Launching the report yesterday, former deputy prime minister Brian Howe said it highlighted ''the terrible conditions facing too many of our taxi drivers here in Victoria''.

''Many drivers work long hours in difficult and dangerous conditions while struggling to earn a basic living wage,'' Mr Howe said.

The problem stemmed from the essentially exploitative conditions under which most drivers worked, with operators hiring them as ''bailees'' rather than employees, said Mr Howe, who is also chairman of the Australian Council of Trade Unions' independent inquiry into insecure work in Australia.

There are almost 25,000 registered bailee taxi drivers in the state.

Many are paid a portion of the farebox for working shifts strictly imposed by the taxi operator, and must also meet conditions imposed by the government, such as wearing a uniform and not refusing fares.

Yet despite having to meet these conditions, they receive virtually no entitlements.

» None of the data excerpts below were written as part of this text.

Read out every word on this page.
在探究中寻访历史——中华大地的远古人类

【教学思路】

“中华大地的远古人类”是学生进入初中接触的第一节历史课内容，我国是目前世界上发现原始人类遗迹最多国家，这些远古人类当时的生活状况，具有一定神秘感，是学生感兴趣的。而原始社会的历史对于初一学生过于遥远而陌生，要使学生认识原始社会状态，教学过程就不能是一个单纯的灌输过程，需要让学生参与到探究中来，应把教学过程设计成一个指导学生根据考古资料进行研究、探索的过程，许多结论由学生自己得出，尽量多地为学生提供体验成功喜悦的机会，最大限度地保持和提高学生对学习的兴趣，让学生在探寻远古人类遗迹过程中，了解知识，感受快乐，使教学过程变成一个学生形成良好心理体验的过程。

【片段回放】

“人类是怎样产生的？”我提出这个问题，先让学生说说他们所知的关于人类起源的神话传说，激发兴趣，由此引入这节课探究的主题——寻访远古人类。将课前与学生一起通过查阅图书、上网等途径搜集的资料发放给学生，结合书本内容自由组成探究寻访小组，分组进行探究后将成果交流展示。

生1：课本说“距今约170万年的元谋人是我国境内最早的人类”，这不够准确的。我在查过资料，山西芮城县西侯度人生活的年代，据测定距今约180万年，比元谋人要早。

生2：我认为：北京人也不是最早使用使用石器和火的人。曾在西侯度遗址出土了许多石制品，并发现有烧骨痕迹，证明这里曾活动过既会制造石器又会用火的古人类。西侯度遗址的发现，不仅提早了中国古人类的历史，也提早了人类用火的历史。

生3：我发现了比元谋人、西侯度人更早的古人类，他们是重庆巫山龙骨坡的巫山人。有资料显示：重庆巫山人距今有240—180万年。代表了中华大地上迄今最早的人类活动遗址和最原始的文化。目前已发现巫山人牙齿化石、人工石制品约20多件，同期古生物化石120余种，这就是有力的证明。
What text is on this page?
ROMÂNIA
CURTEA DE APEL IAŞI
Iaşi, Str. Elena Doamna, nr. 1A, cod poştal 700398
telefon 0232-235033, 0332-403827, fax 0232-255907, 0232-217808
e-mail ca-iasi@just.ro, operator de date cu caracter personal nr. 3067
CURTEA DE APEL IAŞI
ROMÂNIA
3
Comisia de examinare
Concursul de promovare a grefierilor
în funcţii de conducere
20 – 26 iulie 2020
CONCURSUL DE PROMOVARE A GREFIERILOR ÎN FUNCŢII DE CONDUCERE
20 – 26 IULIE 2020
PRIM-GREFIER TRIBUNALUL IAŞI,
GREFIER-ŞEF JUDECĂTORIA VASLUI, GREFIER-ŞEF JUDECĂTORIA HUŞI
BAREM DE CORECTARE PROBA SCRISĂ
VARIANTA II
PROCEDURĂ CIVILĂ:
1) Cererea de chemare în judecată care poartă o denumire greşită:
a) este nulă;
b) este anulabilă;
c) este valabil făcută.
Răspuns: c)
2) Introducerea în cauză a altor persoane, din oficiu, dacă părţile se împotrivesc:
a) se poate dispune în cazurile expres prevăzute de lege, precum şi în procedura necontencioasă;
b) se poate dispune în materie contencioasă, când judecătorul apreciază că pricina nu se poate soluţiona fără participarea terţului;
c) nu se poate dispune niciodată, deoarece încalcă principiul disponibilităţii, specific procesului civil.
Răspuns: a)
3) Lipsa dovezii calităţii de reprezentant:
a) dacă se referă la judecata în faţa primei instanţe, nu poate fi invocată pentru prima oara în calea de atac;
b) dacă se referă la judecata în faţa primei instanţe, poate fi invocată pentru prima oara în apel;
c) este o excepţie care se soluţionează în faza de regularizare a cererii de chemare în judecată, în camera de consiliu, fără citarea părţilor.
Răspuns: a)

''In practical terms, bailee drivers have many of the obligations of an employee, without any of the compensatory rights or entitlements,'' the report found.

The report also urged the government to audit taxi operators to ensure they had adequate insurance policies so drivers would no longer be preyed on by unregulated ''taxi clubs''.

Many drivers make regular insurance payments to such clubs because they cannot obtain insurance from reputable providers, only to find the club will not cover them if they have an accident.

A spokesman for the Victorian Taxi Association, an industry body, said bailment conditions should be regulated rather than done away with, to ensure no driver received less than 50 per cent of the farebox, with costs such as fuel covered by the operator.